Seed World

What Does a Wet Growing Season Mean for Weed Control?

It might not earn a spot in the record books everywhere, but 2019 will likely be etched in the memory of many farmers and the agriculture industry as one of the most challenging growing seasons in recent history.

Boyd Carey, regional agronomy lead for Bayer Crop Science, considers the current calendar year to be “unprecedented” in his 25 years in the industry. Uncertainty in the farm economy, coupled with the struggle to get crops planted, has really upped the pressure on farmers and the professionals who serve them. 

The season has presented unique challenges in all aspects of crop production, and weed control is among them. “We always have weeds, but higher soil moisture levels typically mean we see even more weed pressure and repeated germination of new flushes. Because the rain delayed farmers from getting in to the fields, the moist and warm growing conditions at planting were very favorable for both the crops and weeds to emerge and grow very quickly,” Carey says.

Boyd Carey, regional agronomy lead for Bayer Crop Science.

Carey notes there haven’t been major surprises in terms of new weeds due to the extra moisture, but the times at which they germinate or appear within the soybean growing cycle has been impacted.
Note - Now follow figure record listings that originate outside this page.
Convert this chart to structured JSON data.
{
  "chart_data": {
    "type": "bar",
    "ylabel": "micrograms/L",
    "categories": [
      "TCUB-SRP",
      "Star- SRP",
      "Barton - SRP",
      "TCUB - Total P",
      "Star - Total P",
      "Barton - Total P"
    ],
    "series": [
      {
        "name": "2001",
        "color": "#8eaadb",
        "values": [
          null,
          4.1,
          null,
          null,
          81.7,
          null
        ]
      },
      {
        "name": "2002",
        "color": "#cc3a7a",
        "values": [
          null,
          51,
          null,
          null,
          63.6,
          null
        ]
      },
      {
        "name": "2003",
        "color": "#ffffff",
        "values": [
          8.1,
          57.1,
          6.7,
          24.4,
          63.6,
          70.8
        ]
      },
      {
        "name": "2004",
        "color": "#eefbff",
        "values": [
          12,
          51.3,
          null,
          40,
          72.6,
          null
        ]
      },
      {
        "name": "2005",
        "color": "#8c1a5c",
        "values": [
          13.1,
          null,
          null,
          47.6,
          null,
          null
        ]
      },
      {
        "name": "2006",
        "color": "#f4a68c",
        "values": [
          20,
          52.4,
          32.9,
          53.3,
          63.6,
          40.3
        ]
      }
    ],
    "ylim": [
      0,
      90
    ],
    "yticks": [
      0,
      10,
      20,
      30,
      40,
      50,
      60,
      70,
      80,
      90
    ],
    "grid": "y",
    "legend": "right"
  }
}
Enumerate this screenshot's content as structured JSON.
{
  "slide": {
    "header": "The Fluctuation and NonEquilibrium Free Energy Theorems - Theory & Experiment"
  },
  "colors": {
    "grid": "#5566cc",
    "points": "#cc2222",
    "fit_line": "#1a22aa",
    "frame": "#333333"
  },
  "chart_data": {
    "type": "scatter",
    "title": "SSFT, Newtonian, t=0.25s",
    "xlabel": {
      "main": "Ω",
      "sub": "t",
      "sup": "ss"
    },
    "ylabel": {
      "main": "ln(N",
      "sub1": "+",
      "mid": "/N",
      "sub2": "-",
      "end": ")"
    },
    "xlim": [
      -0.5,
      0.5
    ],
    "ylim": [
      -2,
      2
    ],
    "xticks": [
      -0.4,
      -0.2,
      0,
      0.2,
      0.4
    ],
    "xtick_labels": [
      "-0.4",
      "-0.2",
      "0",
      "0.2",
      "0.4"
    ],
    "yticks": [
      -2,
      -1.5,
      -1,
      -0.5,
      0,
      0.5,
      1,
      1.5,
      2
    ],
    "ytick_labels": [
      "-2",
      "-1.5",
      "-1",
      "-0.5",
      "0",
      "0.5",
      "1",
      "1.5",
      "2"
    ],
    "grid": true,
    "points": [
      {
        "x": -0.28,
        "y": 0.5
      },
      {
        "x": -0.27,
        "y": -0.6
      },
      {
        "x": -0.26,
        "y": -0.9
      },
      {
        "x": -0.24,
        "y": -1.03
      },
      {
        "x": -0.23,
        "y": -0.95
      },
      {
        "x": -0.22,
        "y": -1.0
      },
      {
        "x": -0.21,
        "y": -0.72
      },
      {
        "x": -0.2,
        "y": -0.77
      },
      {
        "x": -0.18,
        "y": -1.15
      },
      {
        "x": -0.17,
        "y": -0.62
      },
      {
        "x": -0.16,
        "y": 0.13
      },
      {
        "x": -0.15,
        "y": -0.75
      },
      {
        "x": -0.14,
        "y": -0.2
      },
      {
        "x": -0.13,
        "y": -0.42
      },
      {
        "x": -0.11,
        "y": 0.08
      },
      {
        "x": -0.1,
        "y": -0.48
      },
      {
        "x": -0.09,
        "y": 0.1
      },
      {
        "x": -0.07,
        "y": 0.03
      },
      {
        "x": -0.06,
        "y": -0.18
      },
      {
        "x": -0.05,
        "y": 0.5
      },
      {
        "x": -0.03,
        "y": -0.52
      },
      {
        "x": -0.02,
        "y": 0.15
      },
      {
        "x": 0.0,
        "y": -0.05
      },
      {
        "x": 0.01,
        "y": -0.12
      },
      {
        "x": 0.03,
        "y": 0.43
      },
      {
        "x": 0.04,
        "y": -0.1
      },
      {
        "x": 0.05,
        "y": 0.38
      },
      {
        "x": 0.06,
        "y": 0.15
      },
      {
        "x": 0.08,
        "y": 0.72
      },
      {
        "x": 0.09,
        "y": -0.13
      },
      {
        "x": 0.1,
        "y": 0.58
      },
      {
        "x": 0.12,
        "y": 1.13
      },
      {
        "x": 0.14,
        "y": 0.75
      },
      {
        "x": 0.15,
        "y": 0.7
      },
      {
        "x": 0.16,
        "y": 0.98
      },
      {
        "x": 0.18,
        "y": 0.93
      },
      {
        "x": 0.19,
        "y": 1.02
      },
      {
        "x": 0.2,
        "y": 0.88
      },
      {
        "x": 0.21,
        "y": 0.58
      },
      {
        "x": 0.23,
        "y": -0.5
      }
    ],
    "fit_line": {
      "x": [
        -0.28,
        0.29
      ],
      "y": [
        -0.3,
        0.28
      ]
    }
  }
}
“The wet weather shifted soybean planting later, so the weeds we’re used to seeing at certain points of the soybean growing cycle may be different than usual,” he says. For instance, some fields likely saw less giant ragweed, an early-germinating weed, but water hemp, a weed that germinates later into the season, could be more prevalent and soybean canopies may not be adequate to hold it back.

“Weed species may have shifted this year, but the populations are still there,” Carey says.

The Ability to Adjust

In a year like this one, having the ability to adjust when herbicide applications are made is critical, and it’s an option that users of the Roundup Ready Xtend Crop System are relying on in 2019. XtendiMax herbicide with VaporGrip Technologycan be applied pre-plant in soybeans or anytime through soybean germination and up to 45 days after planting or the R1 growth stage, whichever comes first, Carey says.  Check your individual situation for potential state-specific application cut-off dates.  

“There can be a lot of pressure on farmers with many acres, or retailers with many commercial customers, to get herbicides applied, and this year that window of time is compressed. The benefit of the Roundup Ready Xtend Crop System is that they can adjust that timing across their operations to manage the overall workload requirements,” he adds.

He notes that most herbicides designed for post-emergence use in soybeans must be applied before flowering, resulting in an extended period of time after flowering initiation when weed control is still needed but other options are limited. “The only way to get that weed control is through soil activity, so the additional 14 days of soil activity that XtendiMax with VaporGrip Technology offers on certain small-seeded broadleaf weeds is very critical,” Carey says.

In some regions of the country where the spring rains tapered off and drier than normal conditions have set in, farmers are finding that XtendiMax with VaporGrip Technology and Warrant Herbicide work well together to control germinating weeds when moisture levels are fluctuating.

“From a soil activity standpoint, XtendiMax with VaporGrip Technology and Warrant complement each other. Xtendimax with VaporGrip Technology provides soil activity on certain germinating weeds, even with very limited soil moisture. It gets to work right after it’s applied. Warrant is a true residual in that it does require more moisture to be activated, but it provides a much longer residual effect. That makes the two an ideal combination,” Carey says.